Vitamin D deficiency has been identified as a factor linked to COVID-19. This assumption has been based on the importance of vitamin D in the immune response (Bleizgys, 2020). To date, a conclusive link between vitamin D deficiency and COVID-19 infection and outcomes is absent (Bleizgys, 2020; Pizzini et al, 2020). However, studies have shown that vitamin D deficiency does correlate with an increased risk of poor outcomes with invasive mechanical ventilation and death in those with COVID-19 (hazards ratio (HR)=6.12, 95% confidence interval (CI)=2.79–13.42, p < 0.001; HR=14.73, 95% CI=4.16–52.19, p < 0.001, respectively) (Radujkovic et al, 2020). Vitamin D also plays a role in heart failure, where it is reported to provide a TNF-α-related anti-inflammatory effect (Rodriguez et al, 2018), as well as improving ventricular dimension remodelling and ejection fraction (Zhao et al, 2018). Minimal serum vitamin D levels have been debated, but >30 ng/ml serum 25-hydroxy Vit D (a marker for serum vitamin D levels) is recommended (Bleizgys, 2020; Pizzini et al, 2020; Radujkovic et al, 2020). Although a higher level for at risk groups (40–60 ng/ml) has been suggested, translating to a 2000–5000 IU daily dose for at-risk groups (Bleizgys, 2020).
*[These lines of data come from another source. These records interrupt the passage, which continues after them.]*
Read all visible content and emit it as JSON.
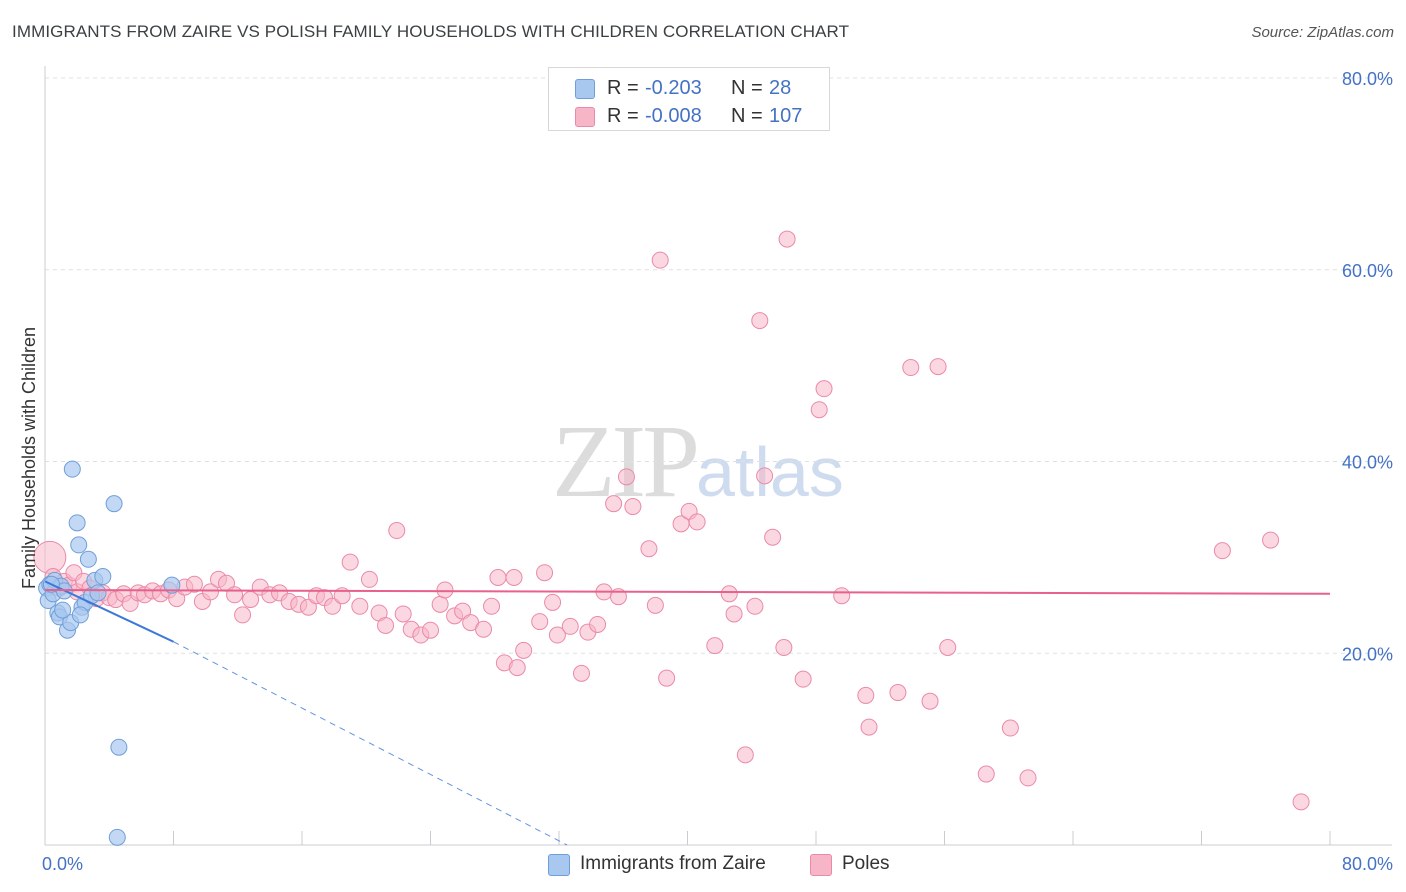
{
  "header": {
    "title": "IMMIGRANTS FROM ZAIRE VS POLISH FAMILY HOUSEHOLDS WITH CHILDREN CORRELATION CHART",
    "source": "Source: ZipAtlas.com"
  },
  "watermark": {
    "zip": "ZIP",
    "atlas": "atlas"
  },
  "legend_top": {
    "rows": [
      {
        "r_label": "R =",
        "r_value": "-0.203",
        "n_label": "N =",
        "n_value": "28",
        "color": "#a8c8f0"
      },
      {
        "r_label": "R =",
        "r_value": "-0.008",
        "n_label": "N =",
        "n_value": "107",
        "color": "#f7b6c8"
      }
    ]
  },
  "legend_bottom": {
    "items": [
      {
        "label": "Immigrants from Zaire",
        "color": "#a8c8f0"
      },
      {
        "label": "Poles",
        "color": "#f7b6c8"
      }
    ]
  },
  "chart_data": {
    "type": "scatter",
    "title": "IMMIGRANTS FROM ZAIRE VS POLISH FAMILY HOUSEHOLDS WITH CHILDREN CORRELATION CHART",
    "xlabel": "",
    "ylabel": "Family Households with Children",
    "xlim": [
      0,
      80
    ],
    "ylim": [
      0,
      80
    ],
    "x_tick_labels": [
      "0.0%",
      "80.0%"
    ],
    "y_ticks": [
      20,
      40,
      60,
      80
    ],
    "y_tick_labels": [
      "20.0%",
      "40.0%",
      "60.0%",
      "80.0%"
    ],
    "grid": true,
    "series": [
      {
        "name": "Immigrants from Zaire",
        "color": "#a8c8f0",
        "edge_color": "#6f9fd8",
        "trend_color": "#3b78d8",
        "trend_solid": [
          [
            0,
            27.5
          ],
          [
            8,
            21.2
          ]
        ],
        "trend_dashed": [
          [
            8,
            21.2
          ],
          [
            32.5,
            0
          ]
        ],
        "points": [
          [
            0.1,
            26.8
          ],
          [
            0.2,
            25.5
          ],
          [
            0.3,
            27.2
          ],
          [
            0.5,
            26.2
          ],
          [
            0.6,
            27.6
          ],
          [
            0.8,
            24.2
          ],
          [
            0.9,
            23.8
          ],
          [
            1.0,
            27.0
          ],
          [
            1.2,
            26.5
          ],
          [
            1.4,
            22.4
          ],
          [
            1.6,
            23.2
          ],
          [
            1.7,
            39.2
          ],
          [
            2.0,
            33.6
          ],
          [
            2.1,
            31.3
          ],
          [
            2.3,
            24.8
          ],
          [
            2.5,
            25.3
          ],
          [
            2.7,
            29.8
          ],
          [
            2.9,
            26.0
          ],
          [
            3.1,
            27.6
          ],
          [
            3.3,
            26.3
          ],
          [
            3.6,
            28.0
          ],
          [
            4.3,
            35.6
          ],
          [
            7.9,
            27.1
          ],
          [
            4.6,
            10.2
          ],
          [
            4.5,
            0.8
          ],
          [
            1.1,
            24.5
          ],
          [
            2.2,
            24.0
          ],
          [
            0.4,
            27.2
          ]
        ]
      },
      {
        "name": "Poles",
        "color": "#f7b6c8",
        "edge_color": "#eb8aa8",
        "trend_color": "#e8608c",
        "trend_solid": [
          [
            0,
            26.6
          ],
          [
            80,
            26.2
          ]
        ],
        "points": [
          [
            0.3,
            30.0
          ],
          [
            0.5,
            28.0
          ],
          [
            0.9,
            26.8
          ],
          [
            1.2,
            27.5
          ],
          [
            1.5,
            27.1
          ],
          [
            1.8,
            28.4
          ],
          [
            2.0,
            26.4
          ],
          [
            2.4,
            27.5
          ],
          [
            2.8,
            26.8
          ],
          [
            3.2,
            25.7
          ],
          [
            3.6,
            26.3
          ],
          [
            4.0,
            25.8
          ],
          [
            4.4,
            25.6
          ],
          [
            4.9,
            26.2
          ],
          [
            5.3,
            25.2
          ],
          [
            5.8,
            26.3
          ],
          [
            6.2,
            26.1
          ],
          [
            6.7,
            26.5
          ],
          [
            7.2,
            26.2
          ],
          [
            7.7,
            26.6
          ],
          [
            8.2,
            25.7
          ],
          [
            8.7,
            26.9
          ],
          [
            9.3,
            27.2
          ],
          [
            9.8,
            25.4
          ],
          [
            10.3,
            26.4
          ],
          [
            10.8,
            27.7
          ],
          [
            11.3,
            27.3
          ],
          [
            11.8,
            26.1
          ],
          [
            12.3,
            24.0
          ],
          [
            12.8,
            25.6
          ],
          [
            13.4,
            26.9
          ],
          [
            14.0,
            26.1
          ],
          [
            14.6,
            26.3
          ],
          [
            15.2,
            25.4
          ],
          [
            15.8,
            25.1
          ],
          [
            16.4,
            24.8
          ],
          [
            16.9,
            26.0
          ],
          [
            17.4,
            25.8
          ],
          [
            17.9,
            24.9
          ],
          [
            18.5,
            26.0
          ],
          [
            19.0,
            29.5
          ],
          [
            19.6,
            24.9
          ],
          [
            20.2,
            27.7
          ],
          [
            20.8,
            24.2
          ],
          [
            21.2,
            22.9
          ],
          [
            21.9,
            32.8
          ],
          [
            22.3,
            24.1
          ],
          [
            22.8,
            22.5
          ],
          [
            23.4,
            21.9
          ],
          [
            24.0,
            22.4
          ],
          [
            24.6,
            25.1
          ],
          [
            24.9,
            26.6
          ],
          [
            25.5,
            23.9
          ],
          [
            26.0,
            24.4
          ],
          [
            26.5,
            23.2
          ],
          [
            27.3,
            22.5
          ],
          [
            27.8,
            24.9
          ],
          [
            28.2,
            27.9
          ],
          [
            28.6,
            19.0
          ],
          [
            29.2,
            27.9
          ],
          [
            29.4,
            18.5
          ],
          [
            29.8,
            20.3
          ],
          [
            30.8,
            23.3
          ],
          [
            31.1,
            28.4
          ],
          [
            31.6,
            25.3
          ],
          [
            31.9,
            21.9
          ],
          [
            32.7,
            22.8
          ],
          [
            33.4,
            17.9
          ],
          [
            33.8,
            22.2
          ],
          [
            34.4,
            23.0
          ],
          [
            34.8,
            26.4
          ],
          [
            35.4,
            35.6
          ],
          [
            35.7,
            25.9
          ],
          [
            36.2,
            38.4
          ],
          [
            36.6,
            35.3
          ],
          [
            37.6,
            30.9
          ],
          [
            38.0,
            25.0
          ],
          [
            38.3,
            61.0
          ],
          [
            38.7,
            17.4
          ],
          [
            39.6,
            33.5
          ],
          [
            40.1,
            34.8
          ],
          [
            40.6,
            33.7
          ],
          [
            41.7,
            20.8
          ],
          [
            42.6,
            26.2
          ],
          [
            42.9,
            24.1
          ],
          [
            43.6,
            9.4
          ],
          [
            44.2,
            24.9
          ],
          [
            44.5,
            54.7
          ],
          [
            44.8,
            38.5
          ],
          [
            45.3,
            32.1
          ],
          [
            46.0,
            20.6
          ],
          [
            46.2,
            63.2
          ],
          [
            47.2,
            17.3
          ],
          [
            48.2,
            45.4
          ],
          [
            48.5,
            47.6
          ],
          [
            49.6,
            26.0
          ],
          [
            51.1,
            15.6
          ],
          [
            51.3,
            12.3
          ],
          [
            53.1,
            15.9
          ],
          [
            53.9,
            49.8
          ],
          [
            55.1,
            15.0
          ],
          [
            55.6,
            49.9
          ],
          [
            56.2,
            20.6
          ],
          [
            58.6,
            7.4
          ],
          [
            60.1,
            12.2
          ],
          [
            61.2,
            7.0
          ],
          [
            73.3,
            30.7
          ],
          [
            76.3,
            31.8
          ],
          [
            78.2,
            4.5
          ]
        ]
      }
    ]
  }
}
Other micronutrients that improve immune response include vitamins A and C and zinc (Hannan et al, 2020; Iddir et al, 2020).

Conclusion

Patients with heart failure are significantly susceptible to COVID-19 infection. The combination of heart failure and COVID-19 in an individual leads to a synergistic increase in the core disease process of inflammation and sympathetic nerve pathway activation. These effects result in an increased risk of a cytokine storm, coagulopathies, arrhythmia and a catabolic environment. Together, these processes increase morbidity and mortality. Understanding these circumstances enhances clinical monitoring and directs appropriate care.

KEY POINTS

• Heart failure and COVID-19 are pro-inflammatory conditions that promote the risk of a cytokine storm, with the resulting risks of organ dysfunction, coagulopathies and a catabolic state
• The combined co-morbidities may precipitate arrhythmias, resulting in atrial fibrillation and ventricular tachyarrhythmias. To prevent this, electrolyte balance needs to be maintained and strategies to regularly monitor for AF need to be adopted
• Polypharmacy resulting from the increased drug burden related to COVID-19 and heart failure increase the risk of QTc prolongation, which needs to be monitored
• The combined catabolic and inflammatory state experienced by people with these comorbidities requires that diet is prioritised, with a focus on providing an anti-inflammatory diet that fortifies the immune response

CPD REFLECTIVE QUESTIONS

• How might a combination of heart failure and COVID-19 increase the risk of stroke?
• Why is monitoring for atrial fibrillation in a patient with heart failure and COVID-19 important?
• What kinds of diets may promote heath and recovery in patients with heart failure and COVID-19 and why?
• What is the importance of medication review in patients with heart failure and COVID-19?